# Sizeing timber for structure



## OLD (18 Jan 2008)

I am planning to extent the workshop and have to use a flat roof that needs to span 3meters . I have found tables to calculate timber size on the net but i would like to investigate the engineered 'I' beams that are frequently used in new build i understand they are very strong but i cannot find any info on size required installation instructions etc can any one help please.


----------



## Anonymous (18 Jan 2008)

Hi

I am not sure but the way I understand it is that you order the “I beam’s” to suite like when you order preformed roof trusses. I have been also looking but I must admit very lazily. And at one time I was thinking if I could make them my self once I knew the size that is ? 

Some time next week I may just pop into Arnold Lever and se what I can find out.

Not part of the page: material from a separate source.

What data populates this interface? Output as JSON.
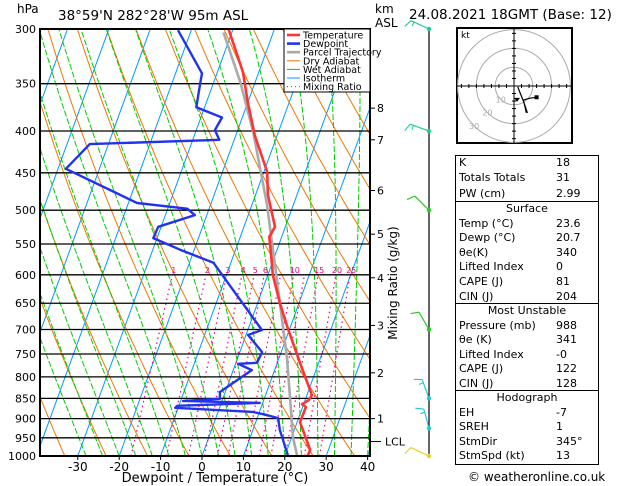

http://www.rowan-timber.co.uk/i-joists/welcome.aspx

http://www.ribaproductselector.com/Dire ... 0004%20067 

http://www.trada.co.uk/dir/products/D66 ... 88/Ijoists

http://www.buildingdesign.co.uk/facil-g ... ave-brown/ 

http://www.timberframe.co.uk/i-joists.html 

http://www.laver.co.uk/location.asp


----------



## plug (9 Mar 2008)

Hello 

Try this web site www.JJI joists.co.uk,
I used their tables to make my own joists for a 6.2 metre span.


----------



## Adam (9 Mar 2008)

Bespoke":148etqf7 said:


> Hi
> 
> I am not sure but the way I understand it is that you order the “I beam’s” to suite like when you order preformed roof trusses. I have been also looking but I must admit very lazily. And at one time I was thinking if I could make them my self once I knew the size that is ?
> 
> ...



Links


----------



## Adam (9 Mar 2008)

plug":3uibiwg3 said:


> Hello
> 
> Try this web site www.JJI joists.co.uk,
> I used their tables to make my own joists for a 6.2 metre span.



links


----------



## Baldy (10 Mar 2008)

hi guys
Having recently built a house using timber I joists I can say they are a great product. In order to find out sizes simply jot down a quick drawing of your proposed extension and send it to your chosen supplier they will do the rest...As to making them yourself I say... Good luck!


----------